The resolution, with Councilwoman Judith Rich the lone dissenting vote, will allow the town to enter into legal services with Barclay-Damon, LLP, in connection with an application from the St. Lawrence County Industrial Development Agency for a PILOT agreement submitted by the Vecino Group for the renovation of Old Snell Hall and conversion to a state and federally assisted low-income housing project.
Information about the PILOT was not immediately available and Vecino Group President Rick Manzardo was not available to comment.
A presentation from a representative of the Vecino Group is expected next month regarding the PILOT, Town Supervisor Ann M. Carvill said following the meeting.
The board also is requiring, under the resolution, that as a condition of the Vecino Group’s application for the PILOT agreement, that the group pay for all legal services provided to the town by the law firm of Barclay-Damon and that the group place funds in escrow with one of the local taxing jurisdictions against which Barclay-Damon may submit invoices for services rendered.
“We are going into a three-way agreement to use the legal firm Barclay-Damon with the village, the Potsdam Central School and the town,” Mrs. Carvill said. “All three are uniting with the legal firm to get some information and to represent us in negotiations about the PILOT.”

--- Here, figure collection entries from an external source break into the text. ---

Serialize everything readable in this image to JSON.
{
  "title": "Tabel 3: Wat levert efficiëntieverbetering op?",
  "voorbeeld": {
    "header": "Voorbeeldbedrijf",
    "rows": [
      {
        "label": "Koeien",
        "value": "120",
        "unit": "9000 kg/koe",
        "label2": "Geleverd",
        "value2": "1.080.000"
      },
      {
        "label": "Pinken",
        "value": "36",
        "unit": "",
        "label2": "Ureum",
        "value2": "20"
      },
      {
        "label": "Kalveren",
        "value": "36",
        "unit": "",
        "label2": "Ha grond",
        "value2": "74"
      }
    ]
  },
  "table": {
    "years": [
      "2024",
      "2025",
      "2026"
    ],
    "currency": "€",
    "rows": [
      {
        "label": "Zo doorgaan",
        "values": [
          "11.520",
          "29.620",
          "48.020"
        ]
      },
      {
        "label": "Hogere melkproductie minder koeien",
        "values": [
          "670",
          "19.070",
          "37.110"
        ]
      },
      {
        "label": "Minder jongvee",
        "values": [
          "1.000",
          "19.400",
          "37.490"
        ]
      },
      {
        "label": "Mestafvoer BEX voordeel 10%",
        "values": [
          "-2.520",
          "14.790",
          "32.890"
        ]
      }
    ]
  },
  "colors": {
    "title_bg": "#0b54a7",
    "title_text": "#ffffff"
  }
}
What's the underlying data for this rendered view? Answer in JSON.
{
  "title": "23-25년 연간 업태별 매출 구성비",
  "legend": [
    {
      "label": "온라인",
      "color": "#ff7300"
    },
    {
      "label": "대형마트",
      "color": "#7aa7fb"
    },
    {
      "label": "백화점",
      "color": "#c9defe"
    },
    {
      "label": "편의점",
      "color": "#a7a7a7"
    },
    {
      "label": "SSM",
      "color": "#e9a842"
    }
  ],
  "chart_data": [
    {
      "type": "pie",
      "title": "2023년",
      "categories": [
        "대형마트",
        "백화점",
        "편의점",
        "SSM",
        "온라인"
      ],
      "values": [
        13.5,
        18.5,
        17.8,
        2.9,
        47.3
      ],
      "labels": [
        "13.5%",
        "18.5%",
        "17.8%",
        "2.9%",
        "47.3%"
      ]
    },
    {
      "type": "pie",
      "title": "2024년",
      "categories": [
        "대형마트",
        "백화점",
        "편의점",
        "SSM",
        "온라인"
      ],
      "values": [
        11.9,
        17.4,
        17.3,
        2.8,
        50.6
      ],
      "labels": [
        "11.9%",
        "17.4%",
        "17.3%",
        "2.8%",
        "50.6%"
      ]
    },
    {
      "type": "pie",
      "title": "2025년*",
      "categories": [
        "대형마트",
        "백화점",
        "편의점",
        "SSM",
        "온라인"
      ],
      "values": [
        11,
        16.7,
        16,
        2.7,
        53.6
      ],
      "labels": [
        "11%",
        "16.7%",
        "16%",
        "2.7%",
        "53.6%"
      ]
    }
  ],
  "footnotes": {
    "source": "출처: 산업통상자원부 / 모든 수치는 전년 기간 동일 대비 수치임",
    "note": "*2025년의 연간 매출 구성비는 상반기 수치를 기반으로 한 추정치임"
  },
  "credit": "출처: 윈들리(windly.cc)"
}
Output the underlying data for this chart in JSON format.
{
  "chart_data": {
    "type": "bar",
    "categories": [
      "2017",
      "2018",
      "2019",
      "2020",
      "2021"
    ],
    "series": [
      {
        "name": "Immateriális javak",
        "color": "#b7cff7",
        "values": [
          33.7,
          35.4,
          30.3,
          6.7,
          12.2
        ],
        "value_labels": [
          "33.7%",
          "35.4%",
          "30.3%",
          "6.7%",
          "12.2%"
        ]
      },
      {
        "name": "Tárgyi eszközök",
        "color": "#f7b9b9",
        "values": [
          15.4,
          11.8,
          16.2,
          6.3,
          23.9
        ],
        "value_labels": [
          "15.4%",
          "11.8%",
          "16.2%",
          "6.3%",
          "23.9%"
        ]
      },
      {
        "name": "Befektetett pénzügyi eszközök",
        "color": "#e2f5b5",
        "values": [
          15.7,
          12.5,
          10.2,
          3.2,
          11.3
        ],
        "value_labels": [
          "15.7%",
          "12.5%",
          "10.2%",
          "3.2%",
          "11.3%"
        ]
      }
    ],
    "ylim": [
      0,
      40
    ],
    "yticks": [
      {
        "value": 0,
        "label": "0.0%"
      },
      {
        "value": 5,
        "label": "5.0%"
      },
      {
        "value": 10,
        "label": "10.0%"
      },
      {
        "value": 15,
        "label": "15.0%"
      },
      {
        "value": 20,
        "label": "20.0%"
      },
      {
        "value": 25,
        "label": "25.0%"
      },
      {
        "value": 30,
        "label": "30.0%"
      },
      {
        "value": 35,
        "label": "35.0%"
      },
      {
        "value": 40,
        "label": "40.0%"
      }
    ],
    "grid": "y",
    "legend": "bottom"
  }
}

She said the group was looking for the three taxing entities to agree on it and so the three taxing entities are agreeing to hire Barclay-Damon to advise them.
In May, Vecino Group was awarded $5.6 million in grant funding from the state for the renovation of Old Snell Hall into 59 affordable housing apartments.
The group commissioned a professional market study that indicated that there was sufficient demand for the 58 units. The 59th unit will house a building superintendant.
“We knew if we could go in there and make something happen there with housing, with the renovation of the theatre, with the St. Lawrence Arts in there, we knew it would be a real boost to the community and for the 59 housing units ... that’s key,” Mr. Manzardo told the Times in June.